Часто бывало так, что сенокос еще не закончен, а уже подоспела жатва, примерно в ту же пору веют озимые и теребят лен. Да и погода никогда не позволит расслабиться или заскучать. Когда на вилах прекрасное ароматное сено, а вдалеке погромыхивает, руки сами ходят быстрее, грабли только мелькают. А если гроза вот-вот нагрянет, по полю начинают бегать и самые неповоротливые. Но главное, конечно, то, что стог сметали раньше соседей, убрали под крышу хлеб и измолотили первыми, да и ленок вытеребили не последними.
Извечное стремление русского крестьянина не оказаться последним, не стать посмешищем прекрасно было использовано в первые колхозные годы. Да и стахановское движение основано было как раз на этом свойстве. В одной притче мужик, умирая, давал малолетнему сыну наказ: «Ешь хлеб с медом, первый не здоровайся». Только трудолюбивые сыновья узнавали настоящий вкус хлеба (как с медом), а тот, кто работает в поле, например косец, лишь кивком отвечал на приветствия мимо идущих. Вот и выходило, что любители сна здоровались всегда первыми…
Жнитво не меньше, чем сенокос, волнующая пора. Хлеб — венец всех устремлений — уже ощущается реально, весомо, а не в мыслях только. Даже небольшая горсть срезанных серпом ржаных стеблей — это добрый урезок хлеба, а в снопу-то сколько таких урезков?
Зажинок — один из великого множества трудовых ритуалов — был особо приятен, отраден и свят. Самолучшая жница в семье брала серп и срезала первые горсти.
Высокий — в человеческий рост — толстущий сноп олицетворял изобилие.
Косили озимый хлеб на Севере мало и редко. Рожь, сжатая серпом, не теряла в поле ни одного колоска, ни мышам, ни птицам на полосе нечего было делать. Девять снопов колосьями вверх прислонялись друг к другу, образуя некий шалаш, называемый суслоном. Сверху, как шапку, надевали десятый сноп. Детям всегда почему-то хотелось залезть под этот теплый соломенно-хлебный кров. Каждый добрый суслон кормил три-четыре недели семью средней величины, из него получалось до пуда, а то и более зерна. Рожь дозревала несколько дней в суслонах, как говорят, выстаивалась, затем ее развозили по гумнам.
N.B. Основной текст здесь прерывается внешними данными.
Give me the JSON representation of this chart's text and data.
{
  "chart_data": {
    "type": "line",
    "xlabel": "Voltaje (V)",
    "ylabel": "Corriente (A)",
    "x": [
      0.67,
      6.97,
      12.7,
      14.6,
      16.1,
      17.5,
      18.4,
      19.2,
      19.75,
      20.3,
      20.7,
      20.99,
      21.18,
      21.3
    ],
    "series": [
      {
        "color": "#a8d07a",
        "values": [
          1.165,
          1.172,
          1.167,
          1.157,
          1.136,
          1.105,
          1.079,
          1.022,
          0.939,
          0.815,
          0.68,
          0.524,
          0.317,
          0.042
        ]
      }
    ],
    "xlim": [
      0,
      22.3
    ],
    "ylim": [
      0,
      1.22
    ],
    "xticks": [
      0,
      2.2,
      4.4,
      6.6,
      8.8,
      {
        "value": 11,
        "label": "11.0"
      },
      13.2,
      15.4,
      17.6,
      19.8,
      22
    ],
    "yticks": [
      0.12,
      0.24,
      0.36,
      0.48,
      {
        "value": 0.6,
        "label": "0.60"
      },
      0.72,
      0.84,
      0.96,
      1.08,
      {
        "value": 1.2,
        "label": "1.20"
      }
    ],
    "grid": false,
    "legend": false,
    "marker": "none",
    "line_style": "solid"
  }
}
Сложить снопы на повозку мог отнюдь не каждый. Надо знать, как «стоять на возу», ведь сухие снопы скользят, и стоит выползти одному-двум, как расползается весь увязанный воз. Вначале набивают снопами кузов повозки вдоль до краев, потом кладут их рядами поперек, внутрь колосьями. Ряд слева да ряд справа, а в середину опять вдоль несколько штук, чтобы она не проваливалась. Кверху ряды слегка суживаются, а самый верхний, совсем узкий, клали в разгонку. Весь воз стягивали после этого зажимом — еловой слегой.
Еще труднее сложить на воз ячменные либо овсяные снопы — коротенькие и толстые. Овес и ячмень на Севере тоже жали, снопы ставились в груды, парами. Горох же можно было только косить, так как он «тянется», цепляется стебель за стебель. Большие титины (или китины, киты) свозили в гумно и деревянными трехрогими вилами поднимали на сцепы, то есть под крышу гумна. Поскольку лошадь при въезде в гумно воротит для облегчения куда-нибудь вбок, то надо было уметь и въезжать, не задев за воротный стояк, не сломав колесной чеки или тележной оси. Все нужно было уметь!